Local Independent MLA Kenneth Duncan was opposed to any kind of private sales; liquor should be sold in sealed packages only by “government vendors and government vendors only”.
The Swallowfield Farm expropriation appeal was coming up in County Court, a case of unpaid wages was found in the plaintiff’s favour, as was the case of a man who’d been charged for repairs to a vehicle he was driving as a demonstrator before buying it.
Well-known restauranteur Chew Deb was also in court, successfully seeking to overturn an $85 fine he and others had had to pay for allegedly serving liquor without a license.
Five men charged under the Indian Act for holding an illegal potlatch were given suspended sentences by Magistrate Maitland-Dougall before a packed courtroom. The men had pleaded guilty and the sympathetic magistrate used his discretion to come down lightly. Their only recourse, he advised, was to get the Indian Act amended.
The directors of the King’s Daughters’ Hospital, with $1000 in the bank to build an isolation ward for tuberculosis patients, denied that the decision to begin construction had been made. They were waiting for a provincial government grant and would make the final commitment then.
After a lengthy discussion directors voted to decline a $350 grant from the City of Duncan because it was conditional upon the City being absolved of any financial responsibility for “indigents.”
The hospital had averaged 17.8 patients over the previous month.
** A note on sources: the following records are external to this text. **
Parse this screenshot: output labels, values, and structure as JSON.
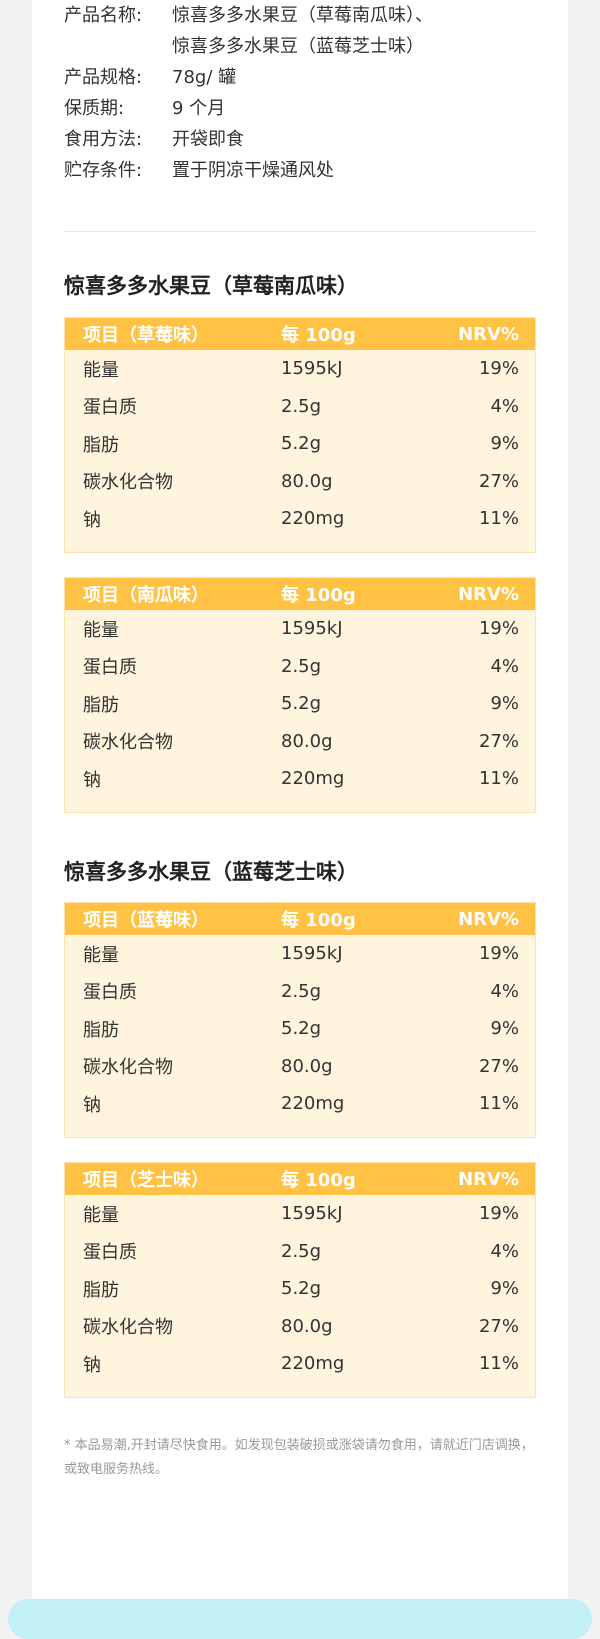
{
  "info": {
    "rows": [
      {
        "key": "产品名称:",
        "value": "惊喜多多水果豆（草莓南瓜味）、"
      },
      {
        "key": "",
        "value": "惊喜多多水果豆（蓝莓芝士味）"
      },
      {
        "key": "产品规格:",
        "value": "78g/ 罐"
      },
      {
        "key": "保质期:",
        "value": "9 个月"
      },
      {
        "key": "食用方法:",
        "value": "开袋即食"
      },
      {
        "key": "贮存条件:",
        "value": "置于阴凉干燥通风处"
      }
    ]
  },
  "sections": [
    {
      "title": "惊喜多多水果豆（草莓南瓜味）"
    },
    {
      "title": "惊喜多多水果豆（蓝莓芝士味）"
    }
  ],
  "tables": [
    {
      "header": [
        "项目（草莓味）",
        "每 100g",
        "NRV%"
      ],
      "rows": [
        [
          "能量",
          "1595kJ",
          "19%"
        ],
        [
          "蛋白质",
          "2.5g",
          "4%"
        ],
        [
          "脂肪",
          "5.2g",
          "9%"
        ],
        [
          "碳水化合物",
          "80.0g",
          "27%"
        ],
        [
          "钠",
          "220mg",
          "11%"
        ]
      ]
    },
    {
      "header": [
        "项目（南瓜味）",
        "每 100g",
        "NRV%"
      ],
      "rows": [
        [
          "能量",
          "1595kJ",
          "19%"
        ],
        [
          "蛋白质",
          "2.5g",
          "4%"
        ],
        [
          "脂肪",
          "5.2g",
          "9%"
        ],
        [
          "碳水化合物",
          "80.0g",
          "27%"
        ],
        [
          "钠",
          "220mg",
          "11%"
        ]
      ]
    },
    {
      "header": [
        "项目（蓝莓味）",
        "每 100g",
        "NRV%"
      ],
      "rows": [
        [
          "能量",
          "1595kJ",
          "19%"
        ],
        [
          "蛋白质",
          "2.5g",
          "4%"
        ],
        [
          "脂肪",
          "5.2g",
          "9%"
        ],
        [
          "碳水化合物",
          "80.0g",
          "27%"
        ],
        [
          "钠",
          "220mg",
          "11%"
        ]
      ]
    },
    {
      "header": [
        "项目（芝士味）",
        "每 100g",
        "NRV%"
      ],
      "rows": [
        [
          "能量",
          "1595kJ",
          "19%"
        ],
        [
          "蛋白质",
          "2.5g",
          "4%"
        ],
        [
          "脂肪",
          "5.2g",
          "9%"
        ],
        [
          "碳水化合物",
          "80.0g",
          "27%"
        ],
        [
          "钠",
          "220mg",
          "11%"
        ]
      ]
    }
  ],
  "note": "* 本品易潮,开封请尽快食用。如发现包装破损或涨袋请勿食用，请就近门店调换，或致电服务热线。",
  "colors": {
    "header": "#ffc245",
    "body": "#fff4dd",
    "bottom_panel": "#c3eff6"
  }
}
Local stock breeders had agreed to create a directory of pure bred animals, to encourage local farmers to upgrade their stock and to publicize any cow capable of producing 50 pounds of butter in a month.
Merger talks between the B.C. Fruit Growers and the B.C. Berry Growers Associations were ongoing. The latter industry was on a roll, it being predicted that harvests would increase by 400-500 per cent in the coming year.
The Ladies’ Aid of the Methodist Church had held a successful auction sale and the Cowichan Women’s Institute staged the “farcial [sic] comedy” Jane before a packed audience in the Opera House.